TNG does a lot of group activities as a company. Even before the project started, we did some soft kick-offs where we discussed the transformational nature of the project. There was communication the whole way about what was happening, what was about to happen, and what the results were afterward.

It ultimately comes down to people. We made sure both sides had the right people on the team to get the job done. Consultants always come in and ask for the best people. But the reality is, very few small- and medium-size companies can afford to do that. And everyone has a different opinion of what constitutes the best people. TNG filled the team with visionaries, people who weren't stuck in the way they were doing things and who wanted to take the company forward. They had a vision that they could make things better, and they'd make a huge contribution toward that.

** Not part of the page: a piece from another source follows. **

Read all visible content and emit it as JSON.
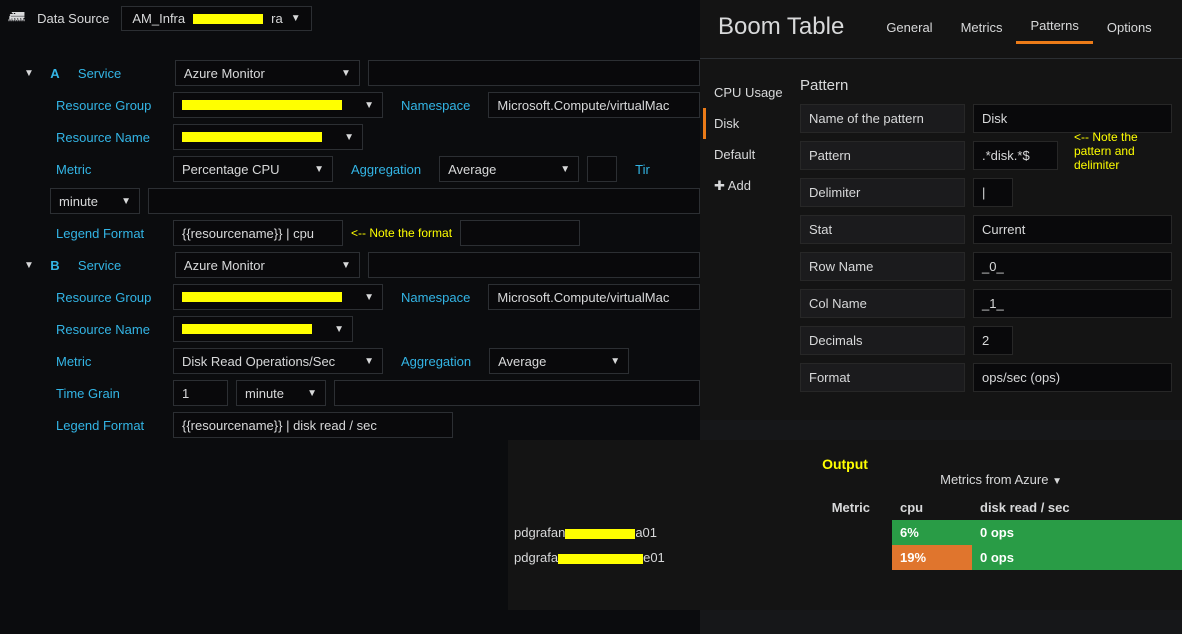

There was a shared mutual feeling about success. They worked their butts off for eight months. We had some tears and stress, but nobody said, "Get me off this project." In fact, just the opposite. I talked to other people in the company who wanted to get on the project team. Everybody was totally committed to making it a success, in the time frame and in the budget. The internal project team got financial rewards. They took the budget we gave them and added a percentage on top of it to provide bonuses if the project was delivered on time, in budget and in scope. That goes back to the commitment of the CEO to make the project a success.

All: Was TNG's implementation more typical than not? We read a lot about ERP projects that go off the rails. But I have to think for every unsuccessful project we read about, there are multiple successful ones.

Martin: I don't want to say they are unique. There are thousands of successful ERP projects. The atypical part was the level of commitment from the CEO. And also, very few companies can afford to take people out of their jobs. They didn't relieve people of all of their duties. But they did do some backfilling and figured out a way to get more efficient on the job so they were able to make time for this project.

All: Craig described how TNG took a big bang approach to the project. Is that advisable for most companies?

Martin: It's another one of those notions that if you ask 50 people what it means, you'll get 50 different answers. It's not unique for us as a consulting firm. A company's ability to do that, or not, has everything to do with the other systems they are using, the processes they have and how easily or not you can integrate. Integration just wasn't an option for TNG, as Craig mentioned.

I think the phased approach for most companies is really a 90s legacy thing. Projects were so big they had to be broken down into phases. You couldn't afford to do anything else. In the middle market, you typically don't have as many unique systems or processes, so you can capture 80 percent or 90 percent of what a business does in a single phase. I think the reason most companies didn't do it is the level of risk. But there are more checkpoints now, so the risk is less now than what it was 10 years ago.

All: Failed SAP implementations, in particular, seem to get a fair amount of press. Do you think there are misconceptions about SAP implementations?

Martin: The biggest competitor to SAP is the myths and the legends. The big four misconceptions are: It's too big for a small- or medium-size business, it's too expensive, it takes too long to implement and it's too complex. SAP has invested billions of dollars in all four of those areas over the last 10 years. It'll take probably another five or 10 years to overcome those misconceptions.

ASAP methodology and preconfigured solutions address the too long to implement misconception. Fixed price, middle market pricing address the too expensive misconception. There's a methodology post-go live to make it significantly less expensive than it was 10 years ago. Regarding the too complex misconception, a combination of pre-configured solutions and a complete rework of the interface, to make individual role levels more productive, address that. All of those things make SAP appropriate for small- or medium-size businesses.